Wednesday, April 12, 2017

Review: The New Confessions of an Economic Hitman

The New Confessions of an Economic Hit Man, rather than a sequel, is a revision of an earlier, existing work, so if you've read the previous version of this book I doubt if you'll get very much out of this one.

If you're a fan of Dani Rodrik, you're probably well aware of the so-called Washington Consensus and its failure to lift most 3rd world countries out of poverty. In effect, the Washington Consensus invites 3rd world countries to borrow heavily in order to build infrastructure, set up "market reforms", and run a so-called capitalistic economy. John Perkins claims that most of his career was to be one of the optimistic economic forecasters who paints an excessively optimistic view of the growth of such economies in order to persuade leadership to borrow heavily.

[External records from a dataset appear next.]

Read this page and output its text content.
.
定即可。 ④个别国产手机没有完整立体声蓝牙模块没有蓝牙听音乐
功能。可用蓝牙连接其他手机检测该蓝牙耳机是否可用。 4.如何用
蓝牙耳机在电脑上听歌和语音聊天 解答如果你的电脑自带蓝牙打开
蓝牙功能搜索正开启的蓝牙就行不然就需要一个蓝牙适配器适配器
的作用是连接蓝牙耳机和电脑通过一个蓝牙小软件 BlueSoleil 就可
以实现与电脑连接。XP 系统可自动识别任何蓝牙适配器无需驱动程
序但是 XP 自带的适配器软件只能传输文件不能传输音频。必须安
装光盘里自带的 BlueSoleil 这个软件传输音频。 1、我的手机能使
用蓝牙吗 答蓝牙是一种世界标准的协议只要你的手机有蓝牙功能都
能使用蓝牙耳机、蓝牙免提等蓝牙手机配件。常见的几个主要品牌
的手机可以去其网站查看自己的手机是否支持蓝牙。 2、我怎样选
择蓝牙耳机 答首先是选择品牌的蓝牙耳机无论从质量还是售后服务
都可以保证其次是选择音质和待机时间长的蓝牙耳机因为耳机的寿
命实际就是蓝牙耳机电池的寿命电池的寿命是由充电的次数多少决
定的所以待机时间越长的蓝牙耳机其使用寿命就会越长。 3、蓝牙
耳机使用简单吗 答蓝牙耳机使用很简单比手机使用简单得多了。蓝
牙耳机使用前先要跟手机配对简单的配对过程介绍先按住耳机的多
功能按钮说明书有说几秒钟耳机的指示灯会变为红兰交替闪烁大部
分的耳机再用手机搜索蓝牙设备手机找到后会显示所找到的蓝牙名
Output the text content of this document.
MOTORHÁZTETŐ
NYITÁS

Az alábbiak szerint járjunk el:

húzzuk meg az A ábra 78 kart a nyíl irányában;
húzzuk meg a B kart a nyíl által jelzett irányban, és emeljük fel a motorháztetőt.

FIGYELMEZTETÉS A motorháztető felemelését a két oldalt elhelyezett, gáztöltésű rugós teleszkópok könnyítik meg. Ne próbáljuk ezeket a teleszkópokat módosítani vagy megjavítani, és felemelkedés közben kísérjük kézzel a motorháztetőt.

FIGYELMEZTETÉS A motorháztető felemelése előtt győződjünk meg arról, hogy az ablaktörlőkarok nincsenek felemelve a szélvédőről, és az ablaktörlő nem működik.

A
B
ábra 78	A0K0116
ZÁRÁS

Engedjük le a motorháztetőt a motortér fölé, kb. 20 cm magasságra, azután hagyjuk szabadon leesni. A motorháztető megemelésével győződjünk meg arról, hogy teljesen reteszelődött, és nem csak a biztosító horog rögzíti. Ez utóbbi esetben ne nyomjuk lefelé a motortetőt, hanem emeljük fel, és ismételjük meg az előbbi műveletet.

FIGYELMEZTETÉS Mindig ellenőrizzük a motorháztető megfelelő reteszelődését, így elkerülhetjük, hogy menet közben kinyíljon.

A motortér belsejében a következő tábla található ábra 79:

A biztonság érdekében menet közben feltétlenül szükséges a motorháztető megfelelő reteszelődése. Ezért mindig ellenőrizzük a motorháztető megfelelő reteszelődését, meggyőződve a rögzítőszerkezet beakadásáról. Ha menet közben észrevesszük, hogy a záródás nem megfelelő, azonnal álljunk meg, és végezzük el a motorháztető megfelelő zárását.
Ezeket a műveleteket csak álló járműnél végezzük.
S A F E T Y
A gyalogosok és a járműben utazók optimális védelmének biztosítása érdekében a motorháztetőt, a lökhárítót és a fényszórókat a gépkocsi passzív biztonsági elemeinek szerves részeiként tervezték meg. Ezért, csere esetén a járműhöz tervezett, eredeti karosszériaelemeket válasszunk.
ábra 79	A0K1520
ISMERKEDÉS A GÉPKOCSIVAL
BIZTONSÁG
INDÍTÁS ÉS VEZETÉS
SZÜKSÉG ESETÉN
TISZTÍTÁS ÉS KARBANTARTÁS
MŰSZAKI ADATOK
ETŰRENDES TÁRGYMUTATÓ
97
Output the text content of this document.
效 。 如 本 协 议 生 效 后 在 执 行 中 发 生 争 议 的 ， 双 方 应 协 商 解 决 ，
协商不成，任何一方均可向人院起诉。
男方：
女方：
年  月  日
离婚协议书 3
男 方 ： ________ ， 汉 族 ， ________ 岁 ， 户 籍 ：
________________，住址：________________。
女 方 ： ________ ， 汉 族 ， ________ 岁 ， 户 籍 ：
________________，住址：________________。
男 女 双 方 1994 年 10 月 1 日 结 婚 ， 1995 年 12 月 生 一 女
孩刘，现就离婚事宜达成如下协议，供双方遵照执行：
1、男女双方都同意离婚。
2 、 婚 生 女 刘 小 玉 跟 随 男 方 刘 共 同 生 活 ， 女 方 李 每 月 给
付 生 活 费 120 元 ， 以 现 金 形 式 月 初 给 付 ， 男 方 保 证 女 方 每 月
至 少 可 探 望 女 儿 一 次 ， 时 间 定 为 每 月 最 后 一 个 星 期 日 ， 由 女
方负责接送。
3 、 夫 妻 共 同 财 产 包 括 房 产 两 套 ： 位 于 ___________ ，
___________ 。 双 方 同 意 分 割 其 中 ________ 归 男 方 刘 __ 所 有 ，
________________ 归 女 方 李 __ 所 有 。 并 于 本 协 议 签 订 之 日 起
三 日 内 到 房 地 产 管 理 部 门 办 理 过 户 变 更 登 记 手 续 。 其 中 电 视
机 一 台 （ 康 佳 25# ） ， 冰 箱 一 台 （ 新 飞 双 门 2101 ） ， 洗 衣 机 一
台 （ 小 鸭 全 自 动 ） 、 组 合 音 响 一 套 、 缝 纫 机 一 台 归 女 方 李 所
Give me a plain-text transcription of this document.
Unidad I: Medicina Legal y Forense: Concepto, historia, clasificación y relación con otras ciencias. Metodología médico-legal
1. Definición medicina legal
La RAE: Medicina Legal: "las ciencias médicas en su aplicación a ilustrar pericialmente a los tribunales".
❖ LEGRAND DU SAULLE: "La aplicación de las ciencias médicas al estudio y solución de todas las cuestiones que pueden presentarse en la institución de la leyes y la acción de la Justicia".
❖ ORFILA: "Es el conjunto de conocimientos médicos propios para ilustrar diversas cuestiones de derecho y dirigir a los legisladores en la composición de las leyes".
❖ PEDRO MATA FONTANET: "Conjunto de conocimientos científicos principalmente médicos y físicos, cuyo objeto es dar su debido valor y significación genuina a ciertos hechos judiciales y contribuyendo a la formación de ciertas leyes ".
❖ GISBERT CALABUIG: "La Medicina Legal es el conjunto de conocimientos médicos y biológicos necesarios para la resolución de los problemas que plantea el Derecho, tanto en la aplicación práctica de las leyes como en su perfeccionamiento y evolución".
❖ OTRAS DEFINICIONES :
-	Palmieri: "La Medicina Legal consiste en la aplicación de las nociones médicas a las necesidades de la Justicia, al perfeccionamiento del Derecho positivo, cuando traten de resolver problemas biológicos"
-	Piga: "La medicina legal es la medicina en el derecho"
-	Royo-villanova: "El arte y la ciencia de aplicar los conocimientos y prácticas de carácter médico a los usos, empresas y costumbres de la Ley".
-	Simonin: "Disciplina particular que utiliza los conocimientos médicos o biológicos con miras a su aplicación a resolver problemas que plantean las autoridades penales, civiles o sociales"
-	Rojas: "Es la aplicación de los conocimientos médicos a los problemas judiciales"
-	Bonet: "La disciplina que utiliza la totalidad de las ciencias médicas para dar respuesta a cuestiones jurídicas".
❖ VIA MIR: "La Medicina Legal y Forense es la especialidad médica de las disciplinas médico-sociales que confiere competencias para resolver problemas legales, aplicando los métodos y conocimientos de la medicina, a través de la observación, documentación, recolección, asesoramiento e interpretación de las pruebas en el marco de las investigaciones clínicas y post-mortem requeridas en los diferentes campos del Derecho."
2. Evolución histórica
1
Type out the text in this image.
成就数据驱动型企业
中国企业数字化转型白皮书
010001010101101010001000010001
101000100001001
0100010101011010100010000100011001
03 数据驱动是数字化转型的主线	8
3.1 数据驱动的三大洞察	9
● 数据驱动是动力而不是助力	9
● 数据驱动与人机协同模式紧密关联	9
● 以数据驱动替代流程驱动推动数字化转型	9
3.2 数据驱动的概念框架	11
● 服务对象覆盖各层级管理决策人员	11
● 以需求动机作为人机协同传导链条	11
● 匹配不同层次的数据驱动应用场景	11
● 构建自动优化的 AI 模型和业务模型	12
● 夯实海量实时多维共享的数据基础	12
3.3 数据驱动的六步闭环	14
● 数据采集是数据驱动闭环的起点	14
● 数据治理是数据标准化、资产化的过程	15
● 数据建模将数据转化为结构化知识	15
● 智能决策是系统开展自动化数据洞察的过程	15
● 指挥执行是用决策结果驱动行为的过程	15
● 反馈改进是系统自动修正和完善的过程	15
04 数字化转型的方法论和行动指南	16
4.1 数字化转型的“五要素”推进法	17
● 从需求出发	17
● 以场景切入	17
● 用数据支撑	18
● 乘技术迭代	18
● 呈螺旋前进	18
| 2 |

Economic forecasters have a poor track record: it's fair to say that they basically get paid to say whatever it might be profitable to say. I'll never forget walking out of a corporate meeting where some over-optimistic PM would bring out power-point charts to convince the head honchos that China would be a meaningful revenue market for a US-based internet company. As a naive engineer I thought the numbers were fishy at best and mendacious at worst, but I figured since senior management bought into it I might be wrong. Now, would I have called that PM an Economic Hit Man? He did benefit his own career (and his promotion opportunities, as well as additional stock) by effectively lying through his teeth, but I'm not sure there was a conspiracy in China to induce Google, Facebook, Microsoft, and Uber to dump huge amounts of capital into China. Greed and hubris need not get support from the Chinese government.

As a result, reading this book feels like reading the auto-biography of a self-important economic forecaster taking credit for producing results, and confessing that yes, he was unqualified to make those ridiculous forecasts, and that yes, he was recruited into doing so by some nefarious groups of government agencies and private contractors. The problem with all these claims is that he doesn't provide any evidence, and the Washington Consensus approach certainly didn't need the help of a vast conspiracy to keep pushing its agenda: greed and blind allegiance to capitalism would be sufficient to keep the momentum.

In any case, the book's entertaining, but I didn't learn very much from it (though I did learn more about various South American countries' political leadership). It's quite clear that attempts to lift most third world countries out of poverty via the Washington consensus have failed, while the Asian model has been more successful. But for better analysis you should probably look elsewhere than John Perkin's book.